Non-Stop Sensory Overload. The issue with workplace influences is that it is overpowering. While we are at work, we are in close proximity to a much larger number of individuals which also means a much larger group of sensory experiences. Ever been irritated by a coworkers perfume or habit of loud chewing? What about loud or irritating music choices? These all factor in to how we “catch” a mood.

Sharing a Space. “Everyone basically shares the same area. You can hear people talking, complaining, gossiping, coughing, blowing their noses, laughing, humming, cracking their gum, and opening candy wrappers. Such lack of privacy makes empaths more vulnerable to taking on their coworkers’ stress,” Dr. Orloff explains.

Distance Contagion. Emotional contagion isn’t just associated with close proximity, however. According to Dr. Orloff, we can also “catch” the emotions of those we talk to from a distance – via emails, texts, or phone calls, for example. Sometimes it’s even seen during instances of watching television or reading a news article.

Over the Phone. “Highly sensitive people can also experience emotional contagion with customers and clients, even over the phone. You actually feel what they are feeling in your body,” explains Dr. Orloff. In one workshop she attended, she noted she had heard one participant explain how much he had hated making phone calls to clients at work.

Empathic Workshop. “One empathic workshop participant said, ‘I started a new job selling life insurance. I became anxious making calls, even if customers requested information.
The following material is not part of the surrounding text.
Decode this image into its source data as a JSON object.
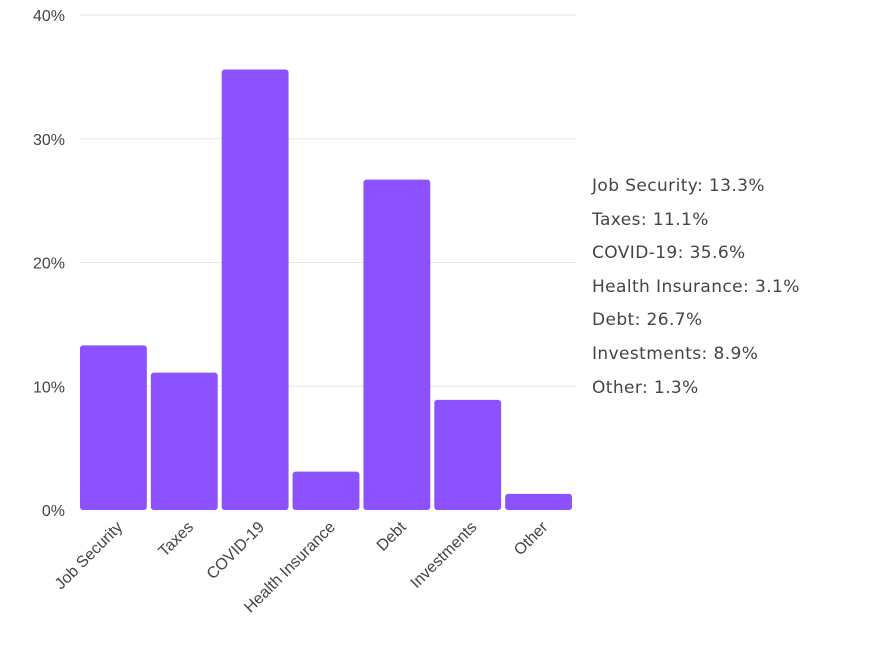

My heart went out to families who had no coverage and lost their homes, or when their spouses died unexpectedly. I started taking on their pain,’” Dr. Orloff recalled.

Dealing with Emotional Contagion. So what do you do if you find yourself one of the many people who “catch” the emotions of others? Experts say there are ways you can protect yourself from the onslaught of emotion and keep your own emotions in check.

Design Elements. If you’re able, one of the simplest things you can do is to tweak a few design elements of your surroundings in order to protect yourself from sitting in an open environment. Some employers have designated different areas for introverts and extroverts to allow their employees to choose their most comfortable environments.

Not Always Possible. It’s unfortunately not always possible to ask your boss to rearrange your office décor to accommodate an introverted disposition. However, there are steps you can take to help lessen the blow of emotional contagion, despite an open office situation.

Energetic Boundaries. “If you are in an open space or chaotic office, surround the outer edge of your desk with plants or family or pet photos to create a small psychological barrier. Also, take bathroom breaks for relief, or walk outside in fresh air if possible,” Dr. Orloff suggests.

Other Suggestions. According to her article, Dr. Orloff says religious or sacred objects such as sacred beads or a Buddha statue, can help create a peaceful boundary too. Also, if you’re allowed, noise-cancelling earbuds can be a handy trick for drowning out emotional noise around you as well.

Shifting the Energy. “Though you can’t control everything about your job environment, you do have the power to shift the energy in your immediate vicinity. If you focus on the safe space you’ve created rather than on the surrounding noise and confusion, you can minimize emotional contagion,” Dr. Orloff says.